Schumer Blocks 12th GOP Bid to Reopen Government: Shutdown Enters Day 23 Amid Deepening Stalemate

WASHINGTON, D.C. – Senate Democrats, led by Minority Leader Chuck Schumer, stonewalled the Republicans’ 12th attempt to end the government shutdown on Wednesday, voting 54-46 to block a clean continuing resolution that would fund operations through November 21. The defeat, the latest in a string of procedural roadblocks, prolongs the impasse into its 22nd day, furloughing 800,000 federal workers and costing the economy an estimated $11 billion weekly, with no end in sight as holiday deadlines loom.

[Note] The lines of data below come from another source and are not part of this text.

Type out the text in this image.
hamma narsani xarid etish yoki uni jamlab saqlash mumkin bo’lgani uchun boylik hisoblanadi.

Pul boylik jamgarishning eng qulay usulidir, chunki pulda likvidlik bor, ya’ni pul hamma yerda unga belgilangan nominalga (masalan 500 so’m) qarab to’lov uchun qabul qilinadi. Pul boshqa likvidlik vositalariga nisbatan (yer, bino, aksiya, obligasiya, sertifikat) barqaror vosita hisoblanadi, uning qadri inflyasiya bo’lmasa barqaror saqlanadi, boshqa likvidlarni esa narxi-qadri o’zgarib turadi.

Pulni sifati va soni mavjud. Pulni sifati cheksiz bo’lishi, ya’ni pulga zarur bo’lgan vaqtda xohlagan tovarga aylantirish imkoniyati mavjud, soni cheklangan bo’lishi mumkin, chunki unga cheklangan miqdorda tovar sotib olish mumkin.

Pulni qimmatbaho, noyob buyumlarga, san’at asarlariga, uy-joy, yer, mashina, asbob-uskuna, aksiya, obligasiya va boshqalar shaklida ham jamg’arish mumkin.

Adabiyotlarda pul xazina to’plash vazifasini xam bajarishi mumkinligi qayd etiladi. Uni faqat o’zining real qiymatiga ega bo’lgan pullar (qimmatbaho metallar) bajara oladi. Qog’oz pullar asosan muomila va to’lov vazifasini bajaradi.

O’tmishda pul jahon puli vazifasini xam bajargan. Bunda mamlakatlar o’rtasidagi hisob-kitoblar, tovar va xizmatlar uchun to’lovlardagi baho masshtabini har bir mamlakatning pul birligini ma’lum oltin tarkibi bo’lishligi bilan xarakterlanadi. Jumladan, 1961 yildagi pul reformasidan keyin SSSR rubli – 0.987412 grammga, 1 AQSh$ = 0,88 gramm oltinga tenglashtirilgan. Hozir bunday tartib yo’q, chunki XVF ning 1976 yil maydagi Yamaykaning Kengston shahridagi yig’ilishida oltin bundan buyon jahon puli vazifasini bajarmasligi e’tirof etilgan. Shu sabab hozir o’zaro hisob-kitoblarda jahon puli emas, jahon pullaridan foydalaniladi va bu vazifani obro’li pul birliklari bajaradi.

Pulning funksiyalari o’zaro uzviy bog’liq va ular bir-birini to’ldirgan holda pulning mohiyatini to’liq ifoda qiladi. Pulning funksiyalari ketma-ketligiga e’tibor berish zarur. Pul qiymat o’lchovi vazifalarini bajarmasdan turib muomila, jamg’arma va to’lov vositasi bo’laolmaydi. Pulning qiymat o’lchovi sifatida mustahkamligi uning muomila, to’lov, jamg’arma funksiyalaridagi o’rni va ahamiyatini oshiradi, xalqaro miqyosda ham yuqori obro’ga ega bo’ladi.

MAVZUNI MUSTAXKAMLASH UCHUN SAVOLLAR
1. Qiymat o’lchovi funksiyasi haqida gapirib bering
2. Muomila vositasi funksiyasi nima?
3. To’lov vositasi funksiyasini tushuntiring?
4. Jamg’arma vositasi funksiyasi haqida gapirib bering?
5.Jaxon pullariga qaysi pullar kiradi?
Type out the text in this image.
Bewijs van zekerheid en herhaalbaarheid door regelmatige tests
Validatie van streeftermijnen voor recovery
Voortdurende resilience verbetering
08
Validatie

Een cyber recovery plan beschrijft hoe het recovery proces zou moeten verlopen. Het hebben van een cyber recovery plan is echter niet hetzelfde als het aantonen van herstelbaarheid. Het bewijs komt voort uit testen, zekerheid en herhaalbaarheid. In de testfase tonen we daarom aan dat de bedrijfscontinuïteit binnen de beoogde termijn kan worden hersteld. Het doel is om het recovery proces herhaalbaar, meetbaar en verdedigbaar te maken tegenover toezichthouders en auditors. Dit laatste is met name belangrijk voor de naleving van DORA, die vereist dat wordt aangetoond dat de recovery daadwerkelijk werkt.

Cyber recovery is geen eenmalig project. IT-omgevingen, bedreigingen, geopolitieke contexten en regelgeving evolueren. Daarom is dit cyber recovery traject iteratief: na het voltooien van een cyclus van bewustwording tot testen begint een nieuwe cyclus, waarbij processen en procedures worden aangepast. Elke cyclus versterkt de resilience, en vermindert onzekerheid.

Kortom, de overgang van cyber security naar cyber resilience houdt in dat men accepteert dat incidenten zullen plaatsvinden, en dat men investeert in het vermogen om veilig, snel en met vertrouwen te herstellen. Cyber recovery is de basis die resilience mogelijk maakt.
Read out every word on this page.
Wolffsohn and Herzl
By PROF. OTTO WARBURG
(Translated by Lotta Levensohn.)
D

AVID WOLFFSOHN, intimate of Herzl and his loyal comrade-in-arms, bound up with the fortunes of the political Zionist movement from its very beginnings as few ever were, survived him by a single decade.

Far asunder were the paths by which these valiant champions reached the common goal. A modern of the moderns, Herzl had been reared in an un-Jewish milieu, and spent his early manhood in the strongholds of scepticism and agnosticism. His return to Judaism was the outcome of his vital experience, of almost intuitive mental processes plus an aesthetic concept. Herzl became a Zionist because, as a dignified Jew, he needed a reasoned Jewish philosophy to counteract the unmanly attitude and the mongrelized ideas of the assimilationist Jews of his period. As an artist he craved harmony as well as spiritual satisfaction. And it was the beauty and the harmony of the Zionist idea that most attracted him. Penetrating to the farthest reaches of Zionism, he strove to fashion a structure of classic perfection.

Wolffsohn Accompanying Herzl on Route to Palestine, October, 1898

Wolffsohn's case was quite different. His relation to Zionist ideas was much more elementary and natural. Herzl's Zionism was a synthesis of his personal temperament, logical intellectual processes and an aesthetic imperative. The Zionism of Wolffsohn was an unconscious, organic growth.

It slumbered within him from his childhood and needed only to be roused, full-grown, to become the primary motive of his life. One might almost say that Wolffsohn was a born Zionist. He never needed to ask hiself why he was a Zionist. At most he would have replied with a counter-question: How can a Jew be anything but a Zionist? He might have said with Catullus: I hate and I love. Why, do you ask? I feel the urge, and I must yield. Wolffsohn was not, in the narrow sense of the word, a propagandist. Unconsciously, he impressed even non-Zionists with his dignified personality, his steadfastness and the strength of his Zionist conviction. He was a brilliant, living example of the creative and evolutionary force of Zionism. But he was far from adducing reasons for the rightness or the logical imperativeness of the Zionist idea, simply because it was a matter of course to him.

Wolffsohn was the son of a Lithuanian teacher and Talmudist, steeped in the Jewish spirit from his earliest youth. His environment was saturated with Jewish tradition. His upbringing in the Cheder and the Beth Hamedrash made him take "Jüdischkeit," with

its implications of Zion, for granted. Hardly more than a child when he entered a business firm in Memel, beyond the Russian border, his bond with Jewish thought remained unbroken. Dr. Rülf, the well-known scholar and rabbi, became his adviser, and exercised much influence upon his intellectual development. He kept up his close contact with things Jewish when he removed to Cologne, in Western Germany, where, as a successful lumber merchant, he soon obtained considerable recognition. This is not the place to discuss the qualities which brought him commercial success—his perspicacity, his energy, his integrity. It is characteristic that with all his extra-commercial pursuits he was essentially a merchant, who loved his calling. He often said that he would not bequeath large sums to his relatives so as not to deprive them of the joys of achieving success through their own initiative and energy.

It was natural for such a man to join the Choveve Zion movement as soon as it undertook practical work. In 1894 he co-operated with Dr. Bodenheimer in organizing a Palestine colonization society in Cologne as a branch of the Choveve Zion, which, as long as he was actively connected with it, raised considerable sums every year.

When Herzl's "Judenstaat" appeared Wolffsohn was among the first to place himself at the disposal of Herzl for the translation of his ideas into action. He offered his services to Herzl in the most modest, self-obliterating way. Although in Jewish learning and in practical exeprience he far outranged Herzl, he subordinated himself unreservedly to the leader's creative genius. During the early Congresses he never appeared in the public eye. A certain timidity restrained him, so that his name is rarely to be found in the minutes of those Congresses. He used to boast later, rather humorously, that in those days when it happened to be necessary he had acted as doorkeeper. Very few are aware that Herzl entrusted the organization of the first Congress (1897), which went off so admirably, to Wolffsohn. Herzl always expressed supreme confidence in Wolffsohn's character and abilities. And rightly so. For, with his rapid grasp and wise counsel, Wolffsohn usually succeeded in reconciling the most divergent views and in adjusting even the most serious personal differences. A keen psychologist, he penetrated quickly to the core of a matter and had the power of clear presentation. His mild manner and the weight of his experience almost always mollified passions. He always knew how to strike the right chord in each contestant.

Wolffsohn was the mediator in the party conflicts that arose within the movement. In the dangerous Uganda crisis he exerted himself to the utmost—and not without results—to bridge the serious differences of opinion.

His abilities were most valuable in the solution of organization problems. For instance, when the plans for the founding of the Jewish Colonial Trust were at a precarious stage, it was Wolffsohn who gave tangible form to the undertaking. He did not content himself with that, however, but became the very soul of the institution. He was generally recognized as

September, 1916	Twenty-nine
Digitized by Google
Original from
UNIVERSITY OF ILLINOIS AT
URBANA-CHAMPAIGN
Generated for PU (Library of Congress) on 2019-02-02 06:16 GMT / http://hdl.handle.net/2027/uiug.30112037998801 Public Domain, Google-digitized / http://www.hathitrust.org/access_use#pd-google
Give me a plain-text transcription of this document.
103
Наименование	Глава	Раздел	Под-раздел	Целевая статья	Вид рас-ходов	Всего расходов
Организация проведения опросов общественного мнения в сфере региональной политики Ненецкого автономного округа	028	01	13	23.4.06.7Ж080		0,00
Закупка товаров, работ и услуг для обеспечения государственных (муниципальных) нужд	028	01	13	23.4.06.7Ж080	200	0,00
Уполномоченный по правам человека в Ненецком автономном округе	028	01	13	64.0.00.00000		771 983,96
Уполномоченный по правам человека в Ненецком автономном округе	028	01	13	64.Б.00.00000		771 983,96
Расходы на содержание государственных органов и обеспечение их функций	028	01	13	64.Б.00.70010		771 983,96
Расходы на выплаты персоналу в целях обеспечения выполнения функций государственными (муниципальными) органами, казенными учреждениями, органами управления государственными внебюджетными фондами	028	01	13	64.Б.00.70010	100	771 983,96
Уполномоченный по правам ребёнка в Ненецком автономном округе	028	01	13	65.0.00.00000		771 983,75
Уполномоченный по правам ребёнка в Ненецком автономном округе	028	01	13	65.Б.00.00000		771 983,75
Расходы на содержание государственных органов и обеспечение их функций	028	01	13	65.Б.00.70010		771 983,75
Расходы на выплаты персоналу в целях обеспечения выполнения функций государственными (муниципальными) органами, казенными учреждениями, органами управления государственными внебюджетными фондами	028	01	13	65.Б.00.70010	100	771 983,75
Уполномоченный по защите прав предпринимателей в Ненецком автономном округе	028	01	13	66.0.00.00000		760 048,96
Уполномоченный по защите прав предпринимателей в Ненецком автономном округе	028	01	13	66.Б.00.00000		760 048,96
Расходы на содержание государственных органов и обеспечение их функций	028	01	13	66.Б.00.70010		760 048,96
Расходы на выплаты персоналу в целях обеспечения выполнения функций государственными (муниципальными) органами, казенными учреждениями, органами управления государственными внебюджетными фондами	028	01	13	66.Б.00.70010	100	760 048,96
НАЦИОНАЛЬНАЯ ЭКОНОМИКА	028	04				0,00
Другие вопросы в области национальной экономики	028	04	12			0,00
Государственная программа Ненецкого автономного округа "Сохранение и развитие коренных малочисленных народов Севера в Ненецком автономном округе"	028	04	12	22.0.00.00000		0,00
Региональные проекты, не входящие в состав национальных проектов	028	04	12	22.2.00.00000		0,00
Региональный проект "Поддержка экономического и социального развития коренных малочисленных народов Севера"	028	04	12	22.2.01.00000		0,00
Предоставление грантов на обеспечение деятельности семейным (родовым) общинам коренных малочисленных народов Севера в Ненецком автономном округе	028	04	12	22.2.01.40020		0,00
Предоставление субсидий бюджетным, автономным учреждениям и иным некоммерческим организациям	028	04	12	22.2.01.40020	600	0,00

Schumer’s caucus, emboldened by last weekend’s 7 million-strong “No Kings” protests, held firm on demands for extending Obamacare premium tax credits set to expire December 31, rejecting the GOP’s precondition that the government reopen first. “This isn’t brinkmanship—it’s standing up for American families facing healthcare cliffs,” Schumer declared on the floor, flanked by Sens. Elizabeth Warren and Bernie Sanders, who decried Trump’s “vindictive vetoes” as the real obstruction. The vote saw three Democrats—Sens. Joe Manchin, Kyrsten Sinema, and Mark Kelly—join Republicans, but it fell short of the 60 needed to advance, marking Schumer’s unyielding strategy despite internal grumbling over the human cost.

Republicans erupted in frustration. Majority Leader John Thune lambasted the “Schumer shutdown” as “extortion dressed as empathy,” noting the bill’s clean passage in the House under Speaker Mike Johnson. President Trump, golfing at Mar-a-Lago, fired off a Truth Social missive at 10:47 p.m.: “Schumer’s plan backfired BIGLY—Democrats lost the negotiation!” The White House rebuffed Schumer and House Minority Leader Hakeem Jeffries’ plea for a meeting, insisting talks only resume post-reopening, echoing Trump’s “America First” firewall against “woke subsidies” for undocumented immigrants.

The toll mounts: Minnesota Gov. Tim Walz warned of 18,000 state federal workers facing unemployment, while OMB Director Russ Vought’s freezes—like Chicago’s $2.1 billion transit gutting—exacerbate blue-state pain. Polls show 58% blaming Democrats, with independents at 61% favoring a clean bill. As Trump’s 515,000 deportations and $41 billion deficit trim via tariffs buoy his 55% approval, Schumer’s blockade risks alienating moderates ahead of 2026’s “red tsunami.” For a Senate of geriatrics clinging to power, this isn’t leverage—it’s legacy roulette: Fold now, or fuel the crimson tide?